The state’s $12.3 billion public pension plan appears to have withstood some of the economic fallout caused by the onset of COVID-19, the Bangor Daily News reported.
A June 30 report from the Maine PERS (Public Employees Retirement System) showed the pensions for state employees and teachers funded at 83 percent, PERS Executive Director Sandy Matheson said.
That figure is in line with Tax Foundation data from Fiscal Year 2017, which shows Maine ranked 13th in the nation for pension funding, with 82 percent of its plans covered.
The national average for assumed rate of return is roughly 7 percent; Maine’s system registered slightly lower, at 6.75 percent. The lower rate provides some safeguard from potential volatility in the markets and means there are higher rates of contribution from the state. Earnings and declines are stretched out over the course of three years to protect the state from unpredictable market dips.
That timing will mean that this year’s contribution won’t be decided until October, Matheson said. Still, the relatively stable outlook should be helpful next year, when Maine lawmakers confront the 2022-23 budgeting process. A budget deficit of more than $1 billion is projected due to the falloff in sales and other use taxes resulting from government-mandated closures during the pandemic.

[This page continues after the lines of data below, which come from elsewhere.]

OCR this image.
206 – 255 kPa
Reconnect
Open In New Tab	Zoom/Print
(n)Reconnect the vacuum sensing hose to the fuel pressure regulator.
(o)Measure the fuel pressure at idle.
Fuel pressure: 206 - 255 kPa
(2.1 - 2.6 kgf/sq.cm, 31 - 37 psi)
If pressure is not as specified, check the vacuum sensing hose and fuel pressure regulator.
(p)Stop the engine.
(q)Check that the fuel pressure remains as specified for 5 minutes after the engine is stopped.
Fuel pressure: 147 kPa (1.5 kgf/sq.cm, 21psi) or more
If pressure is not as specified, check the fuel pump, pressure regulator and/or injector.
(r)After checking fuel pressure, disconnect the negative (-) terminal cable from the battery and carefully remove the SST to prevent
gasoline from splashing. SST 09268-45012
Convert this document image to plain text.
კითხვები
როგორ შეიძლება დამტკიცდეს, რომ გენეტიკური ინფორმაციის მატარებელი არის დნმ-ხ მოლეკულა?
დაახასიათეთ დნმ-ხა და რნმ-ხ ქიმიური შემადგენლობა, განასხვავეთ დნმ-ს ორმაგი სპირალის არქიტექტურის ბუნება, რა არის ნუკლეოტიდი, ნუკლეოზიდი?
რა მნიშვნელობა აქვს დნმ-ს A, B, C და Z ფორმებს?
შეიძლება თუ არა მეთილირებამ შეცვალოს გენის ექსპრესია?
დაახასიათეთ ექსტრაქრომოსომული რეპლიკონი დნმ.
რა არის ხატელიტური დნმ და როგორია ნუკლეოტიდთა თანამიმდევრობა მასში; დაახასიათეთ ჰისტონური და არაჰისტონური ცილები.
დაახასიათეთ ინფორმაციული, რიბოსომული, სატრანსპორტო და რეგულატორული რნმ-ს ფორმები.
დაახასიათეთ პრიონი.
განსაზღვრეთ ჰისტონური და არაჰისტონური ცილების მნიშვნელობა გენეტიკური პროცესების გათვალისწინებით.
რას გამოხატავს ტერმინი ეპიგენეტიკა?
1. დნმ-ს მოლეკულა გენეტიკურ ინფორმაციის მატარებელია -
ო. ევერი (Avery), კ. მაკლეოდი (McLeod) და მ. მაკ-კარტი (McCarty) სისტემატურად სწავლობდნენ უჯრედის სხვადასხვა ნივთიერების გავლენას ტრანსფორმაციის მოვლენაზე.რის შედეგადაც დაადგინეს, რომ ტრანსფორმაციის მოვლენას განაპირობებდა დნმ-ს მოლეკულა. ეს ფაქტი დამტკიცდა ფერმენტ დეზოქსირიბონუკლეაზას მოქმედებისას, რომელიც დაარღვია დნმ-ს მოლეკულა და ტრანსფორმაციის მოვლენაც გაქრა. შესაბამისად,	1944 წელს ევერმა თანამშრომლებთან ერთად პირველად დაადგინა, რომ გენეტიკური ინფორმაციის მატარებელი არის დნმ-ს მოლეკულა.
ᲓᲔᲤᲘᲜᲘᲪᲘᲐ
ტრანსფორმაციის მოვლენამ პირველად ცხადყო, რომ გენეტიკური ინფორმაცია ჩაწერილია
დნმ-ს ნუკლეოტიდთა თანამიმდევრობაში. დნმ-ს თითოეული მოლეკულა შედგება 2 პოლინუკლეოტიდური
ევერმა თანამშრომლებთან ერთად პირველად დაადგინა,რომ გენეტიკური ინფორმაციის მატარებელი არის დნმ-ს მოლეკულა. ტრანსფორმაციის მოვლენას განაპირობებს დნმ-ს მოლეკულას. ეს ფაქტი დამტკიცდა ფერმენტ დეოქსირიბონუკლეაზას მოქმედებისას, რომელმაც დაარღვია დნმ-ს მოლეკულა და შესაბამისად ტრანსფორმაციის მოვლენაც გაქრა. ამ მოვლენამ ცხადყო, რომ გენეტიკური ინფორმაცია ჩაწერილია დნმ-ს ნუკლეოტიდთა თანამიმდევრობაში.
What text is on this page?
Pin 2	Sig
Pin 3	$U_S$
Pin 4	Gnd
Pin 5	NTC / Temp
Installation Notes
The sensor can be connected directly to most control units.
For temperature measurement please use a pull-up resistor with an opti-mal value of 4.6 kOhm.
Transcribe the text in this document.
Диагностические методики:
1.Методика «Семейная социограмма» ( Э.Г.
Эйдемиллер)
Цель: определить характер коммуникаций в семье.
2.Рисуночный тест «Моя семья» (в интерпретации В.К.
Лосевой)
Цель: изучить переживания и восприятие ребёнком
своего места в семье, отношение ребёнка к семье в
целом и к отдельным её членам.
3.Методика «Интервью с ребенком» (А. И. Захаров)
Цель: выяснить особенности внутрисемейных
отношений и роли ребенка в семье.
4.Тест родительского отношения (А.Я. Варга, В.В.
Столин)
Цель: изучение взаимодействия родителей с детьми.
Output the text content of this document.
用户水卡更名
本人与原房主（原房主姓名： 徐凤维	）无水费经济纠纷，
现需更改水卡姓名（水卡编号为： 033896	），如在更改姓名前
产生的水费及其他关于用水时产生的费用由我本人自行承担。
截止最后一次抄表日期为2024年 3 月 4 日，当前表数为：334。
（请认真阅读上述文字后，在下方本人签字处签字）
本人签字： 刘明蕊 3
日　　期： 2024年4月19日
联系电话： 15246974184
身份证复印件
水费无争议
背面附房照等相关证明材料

While many public pensions lost value when stocks tumbled in the spring, the market has since posted relatively steady gains.
Looking forward, Matheson said the plan’s mature status – which means it has more retirees than workers – will continue to grow, unless there is some attempt at further stabilization.
In referencing the assumed rate of return, Matheson said, “The only strong path forward is to reduce that discount rate.”
Meanwhile, the evolution of the pandemic and its effect on the state’s economy remains uncertain. Maine faces a projected budget gap of $524 million in the 2021 fiscal year.